All clinical information was collected retrospectively looking for acute unexpected events, Data on both functional and structural status of the retina, was evaluated by RCM and JCP according to previously described clinical signs of PFO toxicity after the ALA OCTA episode3. The numbers of the MEROCTANE batches correspond to the date of packaging and the ones involved in this episode ranged from OCT.01.2013 to OCT.07.2013.

Chemical and biological analysis

Samples

One non-toxic PFO sample currently marketed and repeatedly tested as non-toxic by our group was used as control (Control A). In addition, two samples of original packaged MEROCTANE from two different batches were analysed: batch number OCT 722011 (apparently nontoxic) and batch number OCT.01.2013, used on the patients with acute toxicity in Chile.

Gas chromatography–mass spectrometry analysis (GC–MS)

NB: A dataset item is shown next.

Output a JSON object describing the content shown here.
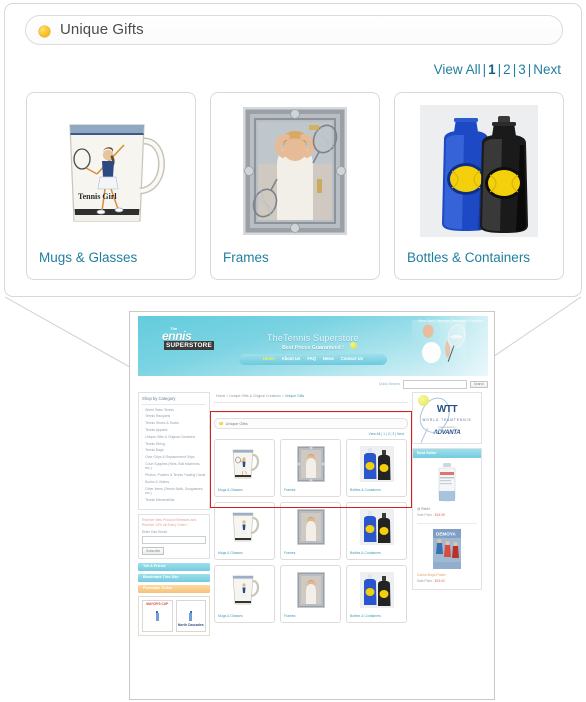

Control A and both MEROCTANE samples were analysed by GC–MS in triplicate. One µL of each sample was injected into a 7820A GC system gas chromatography (Agilent Technologies, USA), coupled to a 5977E MSD (Agilent Technologies, USA) single quadrupole mass spectrometer. For gas chromatographic separation a DB-Wax capillary column of 30 m × 0.25 mm × 0.25 μm (Agilent Technologies, USA) was used.

Detection and data acquisition were performed in scan mode from 20 to 700 Da. Data analysis was performed using Mass Hunter Data Acquisition software (Quantitative Analysis B.07.00, Agilent Technologies, USA) and tentative identification of the impurities was carried out using the NIST17 MS search 2.3 library and the EIC of the characteristic ions. The NIST MS Search parameter R. Match of the identified compounds was above 600 in all cases.

Cytotoxicity analysis

Direct contact cytotoxicity tests were performed as previously described by our group5,9. In brief, cultures of human retinal pigment epithelial cell line-19 (ARPE-19) cells were prepared in 96-well culture plates, followed by 24 h cell cycle synchronization in an FBS-free cell culture medium. The cultures were then exposed directly to the samples for 30 and 60 min. After exposure, the samples and the culture medium were removed from each well. The cell cultures were washed twice to remove any remnants and then incubated for 24 h and 72 h for cell growth. Subsequently, the viability of the cell cultures was measured by MTT assay9.

All experiments were performed in accordance with ISO guidelines for cell cytotoxicity tests and under Good Laboratory Practices certification. Viability values < 70% were considered cytotoxic (ISO 10993-5). Data were analysed by calculating the optical density (OD) value of cell culture viability in each well, which was recorded with a SpectraMax M5. The percentages of viable cells and standard deviations (SD) were calculated in Microsoft Excel2,9.